The e-antibiogram is an integral part of an ongoing quality improvement initiative
at our hospital to optimize empiric antibiotic treatment based on our institution's
EHR data. As users increasingly use the e-antibiogram, topics to be explored include
antibiotic prescribing patterns, complications and errors associated with empiric
antibiotic administration, and optimizing the e-antibiogram interface and design based
on surveys, focus groups, and user feedback. Furthermore, there is a national effort
among pediatric hospitals to share antimicrobial data and implement antimicrobial
stewardship programs, and our e-antibiogram could be a useful tool to implement at
other pediatric hospitals.[22]
[23] While we have shown that the development and implementation of an e-antibiogram
can successfully replace the manual process of antibiogram compilation, our goal is
to determine how the technology can best be utilized to improve clinical practice
and ideally, patient outcomes.
Conclusion
An e-antibiogram that is generated and updated monthly from laboratory and pharmacy
data are a feasible replacement for a yearly, static, manually compiled antibiogram.
The e-antibiogram enables users to view stratified data in ways that can elucidate
differences in susceptibility patterns that a traditional hospital-wide antibiogram
cannot. The e-antibiogram has shown signs of increased usage over a 12-month period.
Future work will examine the impact of the e-antibiogram on antibiotic prescribing
patterns.
Clinical Relevance Statement
Clinical Relevance Statement
First, it is feasible to implement a visual analytics e-antibiogram that supplies
susceptibility maps for all organisms and antibiotics in a fully comprehensive report
that is updated on a monthly basis, in contrast with a manually produced annual antibiogram
that lists only the most common organisms and antibiotics. Second, an e-antibiogram
can easily stratify laboratory data by source (wound, blood, or urine), hospital unit,
and hospital- or community-acquired status, providing greater detail than a traditional
antibiogram. Third, stratifying data in an e-antibiogram can elucidate differences
in susceptibility patterns that a traditional hospital-wide antibiogram cannot.
Multiple Choice Question
-
When constructing an interactive user interface that adheres to seminal visualization
principles to achieve graphical excellence and integrity, it is crucial to do which
of the following?
-
Vary spacing among and within cells that display data
-
Use bright, playful colors for the areas framing data cells
-
Select font types and sizes that maximize readability
-
Use nonuniform cell sizes to maximize the use of space
Correct Answer: The correct answer is c. When constructing an interactive user interface that adheres
to seminal visualization principles to achieve graphical excellence and integrity,
it is crucial to eliminate distractors, determine the proper data density, and formulate
an aesthetically pleasing “golden rectangle” interface design layout (Tufte[12]). The goal of these principles is to optimize the human–computer interaction by
building an interface that is accessible, easy to use, and efficient.
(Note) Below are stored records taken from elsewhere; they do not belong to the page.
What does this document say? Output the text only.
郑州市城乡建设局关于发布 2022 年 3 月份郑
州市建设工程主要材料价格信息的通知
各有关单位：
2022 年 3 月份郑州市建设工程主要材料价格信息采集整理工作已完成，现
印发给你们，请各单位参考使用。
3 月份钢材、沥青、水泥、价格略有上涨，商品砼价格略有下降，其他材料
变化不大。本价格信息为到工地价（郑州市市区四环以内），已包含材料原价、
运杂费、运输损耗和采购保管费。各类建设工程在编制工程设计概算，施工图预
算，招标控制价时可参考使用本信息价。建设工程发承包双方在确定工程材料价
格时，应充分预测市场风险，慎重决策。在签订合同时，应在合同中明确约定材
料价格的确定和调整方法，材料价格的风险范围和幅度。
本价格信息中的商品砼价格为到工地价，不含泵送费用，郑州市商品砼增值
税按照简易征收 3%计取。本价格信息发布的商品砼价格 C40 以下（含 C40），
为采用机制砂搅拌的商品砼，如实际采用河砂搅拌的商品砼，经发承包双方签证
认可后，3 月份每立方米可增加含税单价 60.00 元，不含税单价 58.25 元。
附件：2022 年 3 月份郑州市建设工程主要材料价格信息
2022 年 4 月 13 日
Thus, font types and sizes in the interface should be selected carefully to maximize
readability. Spacing among and within cells should remain uniform to avoid a haphazard
arrangement of cells that might adversely affect users' processing of the tabular
information. Cells containing data should maintain uniformity (if possible) for the
same reason. Lastly, the areas framing data cells should be neutral so that the user's
attention is not drawn away from the relevant information contained within the cells.